Ecrit en Octobre 2024 jeu 3: enquête

Jeu 3 A vous l’enquête

Voici l’affaire telle qu’elle est écrite par Félix Fénéon (nouvelles en trois lignes)

« Le médecin chargé d’autopsier Melle Cuzin, de Marseille, morte mystérieusement a conclu : suicide par strangulation »

Vous reprenez l’affaire interrogez un voisin pour en savoir plus sur cette mort mystérieuse ou sur le médecin… Rapportez le dialogue

• Bonjour Monsieur. Je suis l’inspecteur Trucmuche et j’ai qqs questions à vous poser à propos du décès de Mlle Cuzin.

Connaissiez vous bien la victime ?

• Oui, et on ne s’entendait pas très bien.

• C’est à dire ?

• C’était une pochtronne.

• Monsieur, je ne vous permets pas d’insulter la victime.

• Je suis désolé Monsieur l’inspecteur, mais elle était tout le temps bourrée.

Quand elle sortait du bar, qui se trouve à 50 mètres, elle titubait, elle hurlait dans la rue et elle vomissait sur le pas de ma porte !

Je vais enfin gagner en tranquillité !

• Elle était dépressive ?

• Ca , je ne sais pas, mais en tout cas, elle n’avait pas l’air heureux.

Les rares moments où elle était à peu près bien, c’est quand je la voyais dans le jardin s’exercer avec son espèce de ruban : elle faisait de la gymnastique rythmique.

Parfois, elle s’emmêlait les crayons et se retrouvait emberlificotée dans son machin. Ca, ça m’amusait !!

• Pensez vous qu’elle ait pu s’étrangler avec accidentellement ?

• Possible si elle l’a pris en étant saoule !

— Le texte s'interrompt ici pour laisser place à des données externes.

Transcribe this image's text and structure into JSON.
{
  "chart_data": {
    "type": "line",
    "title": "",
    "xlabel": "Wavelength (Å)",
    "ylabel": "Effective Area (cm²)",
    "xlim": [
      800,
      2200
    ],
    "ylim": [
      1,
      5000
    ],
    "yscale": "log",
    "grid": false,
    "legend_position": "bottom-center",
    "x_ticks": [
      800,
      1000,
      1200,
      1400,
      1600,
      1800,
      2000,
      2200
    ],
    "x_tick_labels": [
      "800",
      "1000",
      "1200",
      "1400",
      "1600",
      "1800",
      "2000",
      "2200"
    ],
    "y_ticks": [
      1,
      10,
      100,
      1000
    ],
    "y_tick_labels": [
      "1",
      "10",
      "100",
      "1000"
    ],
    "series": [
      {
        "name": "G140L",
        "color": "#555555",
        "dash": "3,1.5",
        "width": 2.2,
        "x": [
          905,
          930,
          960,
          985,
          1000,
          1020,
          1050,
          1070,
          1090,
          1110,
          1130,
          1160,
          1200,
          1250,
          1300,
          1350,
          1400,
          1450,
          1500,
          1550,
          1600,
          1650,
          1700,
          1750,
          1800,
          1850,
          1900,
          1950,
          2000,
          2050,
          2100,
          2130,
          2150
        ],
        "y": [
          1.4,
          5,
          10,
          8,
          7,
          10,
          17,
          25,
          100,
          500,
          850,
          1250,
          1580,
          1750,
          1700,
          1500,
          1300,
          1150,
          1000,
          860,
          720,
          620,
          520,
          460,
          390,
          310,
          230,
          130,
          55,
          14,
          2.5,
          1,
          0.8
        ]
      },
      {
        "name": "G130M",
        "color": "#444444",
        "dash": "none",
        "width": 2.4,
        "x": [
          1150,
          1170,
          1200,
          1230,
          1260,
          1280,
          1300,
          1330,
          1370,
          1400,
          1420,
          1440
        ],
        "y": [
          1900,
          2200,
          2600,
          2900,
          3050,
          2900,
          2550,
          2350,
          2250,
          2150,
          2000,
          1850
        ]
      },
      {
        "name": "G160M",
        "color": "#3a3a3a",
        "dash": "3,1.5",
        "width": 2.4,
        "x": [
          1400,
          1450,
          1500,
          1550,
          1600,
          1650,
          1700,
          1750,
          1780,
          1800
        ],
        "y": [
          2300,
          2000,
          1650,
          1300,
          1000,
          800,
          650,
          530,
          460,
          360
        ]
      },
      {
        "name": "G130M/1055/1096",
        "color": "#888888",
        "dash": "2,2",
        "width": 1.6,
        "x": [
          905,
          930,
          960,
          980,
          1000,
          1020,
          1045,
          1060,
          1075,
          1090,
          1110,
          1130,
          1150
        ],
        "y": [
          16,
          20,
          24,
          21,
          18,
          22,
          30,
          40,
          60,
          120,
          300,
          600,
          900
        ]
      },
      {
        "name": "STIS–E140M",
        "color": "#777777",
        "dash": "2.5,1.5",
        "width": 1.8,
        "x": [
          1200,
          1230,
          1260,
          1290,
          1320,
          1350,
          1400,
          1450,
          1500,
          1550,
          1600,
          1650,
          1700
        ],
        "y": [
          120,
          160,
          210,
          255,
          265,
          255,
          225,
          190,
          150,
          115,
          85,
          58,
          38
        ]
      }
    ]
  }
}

• Bien, merci Monsieur. Je reviendrai sans doute vous voir.

CF

Quartier nord de Marseille le 10 octobre2024.

-Driiing! Driiiing ! Toc!Toc ! Y a quelqu’un ?

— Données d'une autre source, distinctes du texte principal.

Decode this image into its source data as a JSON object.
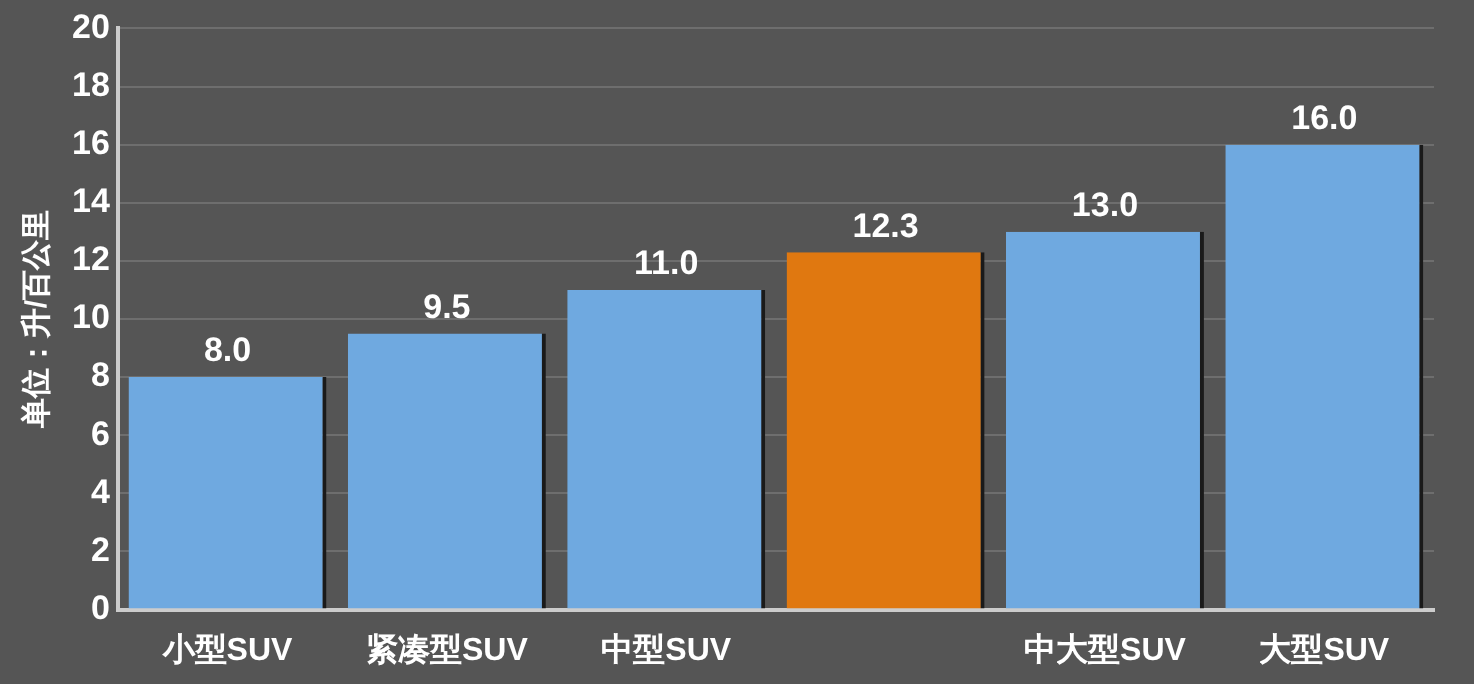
{
  "chart_data": {
    "type": "bar",
    "ylabel": "单位：升/百公里",
    "categories": [
      "小型SUV",
      "紧凑型SUV",
      "中型SUV",
      null,
      "中大型SUV",
      "大型SUV"
    ],
    "values": [
      8.0,
      9.5,
      11.0,
      12.3,
      13.0,
      16.0
    ],
    "value_labels": [
      "8.0",
      "9.5",
      "11.0",
      "12.3",
      "13.0",
      "16.0"
    ],
    "colors": [
      "#6fa9e0",
      "#6fa9e0",
      "#6fa9e0",
      "#e07810",
      "#6fa9e0",
      "#6fa9e0"
    ],
    "ylim": [
      0,
      20
    ],
    "yticks": [
      0,
      2,
      4,
      6,
      8,
      10,
      12,
      14,
      16,
      18,
      20
    ],
    "grid": "y",
    "legend": false
  }
}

-Oh bonne Mère ! Qu’est-ce que c’est que tout ce raffut?Oui, j’arrive, j’arrive !

La porte s’ouvre.

-Bonjour M.Escartebigre, je me présente : Pascal Prout de C’est Nouveau’s, la chaîne d’information en continu la plus regardée en France. Nous pratiquons aussi le journalisme d’investigaton car nous avons le souci de la vérité pour les Français qui nous écoutent. Car vous le savez on ne nous dit pas tout on nous cache bien desz chosesz. Nos téléspectateurs ont droit à la vérité c’est pourquoi je viens sonner à votre porteM. Escartebigre. Vous connaissez sûrement la pauvre Mlle Cuzin puisqu’elle habitait dans le même immeuble que vous. Or le rapport d’autopsie sur les causes de sa mort nous semble hautement suspect : pensez-vous que Mlle Cuzin ait pu se suicider par strangulation ?

-Ah, peuchère la pauvre c’est une grande perte , j’ai bien pleuré, té, à ses obsèques. Mlle Cuzin, je la connaissais bien , elle passait souvent ses soirées au bar de la Marine et elle ne se faisait pas prier pour remettre sa tournée de pastis vaï ! Et parfois quand il manquait quelqu’un elle jouait à la manille avec nous.Alors oui on la regrette bien !

-Oui M. Escartebigre, mais à C’est Nouveau’s, notre attention a été attirée par le fait que le quartier est majoritairement peuplé de bougn…heu, de gens issus de l’immigration maghrébine ou subsaharienne et on sait que chez ces gens-là M.Escartebigre, l’islamisme, le terrorisme islamiste trouve un terrain favorable. Il y a selon nous tout lieu de penser que cette mort suspecte à un lien avec cette dangereuse promiscuité.D’ailleurs ce rapport d’autopsie plus que fantaisiste est signé d’un certain Dr Mohamed ben Panisse, vous ne trouvez pas cela étrange ?

-Ah, ça vous avez un peu raison M.Prout, on dirait que vous le connaissez le docteur, on peut pas lui faire confiance en effet au docteur, il faut le surveiller comme la bouillabaisse sur le feu à la manille, il triche comme il respire !

-Ah, M.Escartebigre, vous pensez donc comme la rédaction de C’est Nouveau’s que Melle Cuzin institutrice de son état, a été victime d’un ignoble assassinat sûrement de la part d’un de ses élèves fiché S, radicalisé et sous OQTF qui n’avait pas supporté que Melle Cuzin défendît et enseignât les principes de notre République laïque et que pour ce faire elle leur montrait de temps en temps des caricatures du prophète et obligeait les jeunes fille fanatisées à ôter leur voile ? N’est-ce pas cela la vérité qu’on veut cacher aux français ? Avec une administration complice pratiquant la politique du « pas de vague » !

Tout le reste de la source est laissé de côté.